Can anticipatory supply chain decision making manage the pandemic’s effect? A regime switching game

Can anticipatory supply chain decision making manage the pandemic's effect? A regime switching game

In this article, the researchers investigate how a retailer and a supplier make decisions on efforts to ensure product availability and cost-sharing decisions of such efforts while anticipating the advent of a pandemic wave.

Authors

Anirban Ganguly, Professor, Jindal Global Business School, O.P. Jindal Global University, Sonipat, Haryana, India.

Chitresh Kumar, Associate Professor, Jindal Global Business School, O.P. Jindal Global University, Sonipat, Haryana, India.

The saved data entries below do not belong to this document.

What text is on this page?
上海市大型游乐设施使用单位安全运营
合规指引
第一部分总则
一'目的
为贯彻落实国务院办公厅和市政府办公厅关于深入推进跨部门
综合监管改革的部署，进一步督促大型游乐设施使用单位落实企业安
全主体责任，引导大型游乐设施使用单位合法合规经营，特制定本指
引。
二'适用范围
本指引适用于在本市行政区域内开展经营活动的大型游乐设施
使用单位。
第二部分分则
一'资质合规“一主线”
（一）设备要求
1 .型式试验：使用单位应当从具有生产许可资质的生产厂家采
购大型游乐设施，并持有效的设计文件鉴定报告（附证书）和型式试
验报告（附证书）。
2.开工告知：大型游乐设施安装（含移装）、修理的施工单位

Arka Mukherjee, Concordia University, Montreal, Quebec, Canada

Priyabrata Chowdhury, RMIT University, Melbourne, Victoria, Australia.

Summary

The COVID-19 pandemic has shown that stock outs of essential items like hand sanitizers, tissue papers and other items of hygiene and daily use have been characteristic of a supply chain, especially immediately following a pandemic wave. Consequently, retailers have to indulge in substantial supplier management efforts to ensure product availability during a pandemic wave.

Using a piecewise deterministic differential game, we model a scenario where, while anticipating a pandemic wave, a supplier decides on product availability efforts to ensure product availability under the impending threat of stock outs. A market leader coordinating retailer, on the other hand, decides on the proportion of the costs of the efforts to be shared with the supplier.